Lifting the curse of dimensionality for statistics in ML

The paper “Beyond Smoothness: Incorporating Low-Rank Analysis into Nonparametric Density Estimation” by BIFOLD researcher Dr. Robert A. Vandermeulen and his colleague Dr. Antoine Ledent, Technical University Kaiserslautern, was presented at the Conference on Neural Information Processing Systems (NeurIPS 2021). Their paper provides the first solid theoretical foundations for applying low-rank methods to nonparametric density estimation.

It is well-known that problems in statistics and machine learning become more difficult as the dimensionality, or number of features in the data grows larger. For example, when using collected data to make a predictor for the likelihood of a given type of cancer, patient information about their age, gender, weight and alcohol consumption would be fairly useful (four dimensions). If in addition 50.000 pieces of genetic data would be included, the information this data contains is potentially far more effective for predicting cancer than the four health markers. However, an enormous amount of patient data would be required to discern which variations of these 50.000 markers are relevant for predicting cancer. This kind of problem occurs in virtually all machine learning and statistics with a large number of dimensions and is termed ”the curse of dimensionality.” One reason for the current interest in neural networks is their ability to circumvent this problem. However researchers still have essentially no mathematical understanding as to why this is the case.

“Lifting the curse of dimensionality for nonparametric density estimations is a breakthrough. Being able to combine a high number of features with flexible statistical methods opens up many possibilities for new machine learning applications.”

Outside of neural networks in deep learning, there are methods for obviating the curse of dimensionality that are well-understood mathematically. A very popular method for this is known as ”compressed sensing.” This method was invented partially by Terrence Tao, a Fields Medalist and potentially the most famous living mathematician. The method has been applied with great success to linear methods however its underlying principles have yet to be extended to the highly flexible ”nonparametric” statistical methods, which are capable of utilizing or estimating complex dependencies between features. In this paper the researchers were able to prove that applying low-rank methods to nonparametric density estimation can completely eliminate the curse of dimensionality. This is a result that may be valid for other areas of nonparametric statistics as well.

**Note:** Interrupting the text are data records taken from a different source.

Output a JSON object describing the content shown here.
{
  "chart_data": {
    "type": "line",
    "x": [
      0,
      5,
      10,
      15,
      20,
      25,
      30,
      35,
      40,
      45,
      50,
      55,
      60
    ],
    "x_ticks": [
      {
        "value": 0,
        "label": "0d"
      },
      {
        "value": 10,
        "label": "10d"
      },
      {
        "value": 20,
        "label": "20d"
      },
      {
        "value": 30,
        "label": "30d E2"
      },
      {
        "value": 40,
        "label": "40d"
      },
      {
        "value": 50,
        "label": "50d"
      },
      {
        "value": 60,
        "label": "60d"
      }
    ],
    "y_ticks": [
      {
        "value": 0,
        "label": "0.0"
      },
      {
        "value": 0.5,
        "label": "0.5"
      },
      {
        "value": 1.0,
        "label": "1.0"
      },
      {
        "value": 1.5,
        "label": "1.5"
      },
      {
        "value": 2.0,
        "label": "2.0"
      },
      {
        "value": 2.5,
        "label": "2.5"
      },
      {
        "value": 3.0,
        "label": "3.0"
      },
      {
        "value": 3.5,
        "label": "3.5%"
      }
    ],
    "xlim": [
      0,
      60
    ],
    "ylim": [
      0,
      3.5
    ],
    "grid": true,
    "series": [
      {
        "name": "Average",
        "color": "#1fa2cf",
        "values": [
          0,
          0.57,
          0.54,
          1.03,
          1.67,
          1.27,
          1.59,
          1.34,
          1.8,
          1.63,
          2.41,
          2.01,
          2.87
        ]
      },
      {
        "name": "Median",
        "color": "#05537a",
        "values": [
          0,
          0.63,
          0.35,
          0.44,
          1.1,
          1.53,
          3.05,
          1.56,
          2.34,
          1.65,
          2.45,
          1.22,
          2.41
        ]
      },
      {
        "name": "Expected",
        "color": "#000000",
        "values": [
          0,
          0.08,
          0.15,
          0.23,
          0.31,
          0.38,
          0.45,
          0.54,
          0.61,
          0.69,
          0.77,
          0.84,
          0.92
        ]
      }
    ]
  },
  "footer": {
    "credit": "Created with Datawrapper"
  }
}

The Publication in detail:

Robert A. Vandermeulen, Antoine Ledent: Beyond Smoothness: Incorporating Low-Rank Analysis into Nonparametric Density Estimation. NeurIPS 2021

The construction and theoretical analysis of the most popular universally consistent nonparametric density estimators hinge on one functional property: smoothness. In this paper we investigate the theoretical implications of incorporating a multi-view latent variable model, a type of low-rank model, into nonparametric density estimation. To do this we perform extensive analysis on histogram style estimators that integrate a multi-view model. Our analysis culminates in showing that there exists a universally consistent histogram style estimator that converges to any multi-view model with a finite number of Lipschitz continuous components at a rate of ˜O(1/3√n) in L1 error, compared to the standard histogram estimator which can converge at a rate slower than 1/d√n on the same class of densities. Beyond this we also introduce a new type of nonparametric latent variable model based on the Tucker decomposition. A very rudimentary experimental implementation of the ideas in our paper demonstrates considerable practical improvements over the standard histogram estimator. We also provide a thorough analysis of the sample complexity of our Tucker decomposition based model. Thus, our paper provides solid first theoretical foundations for extending low-rank techniques to the nonparametric setting.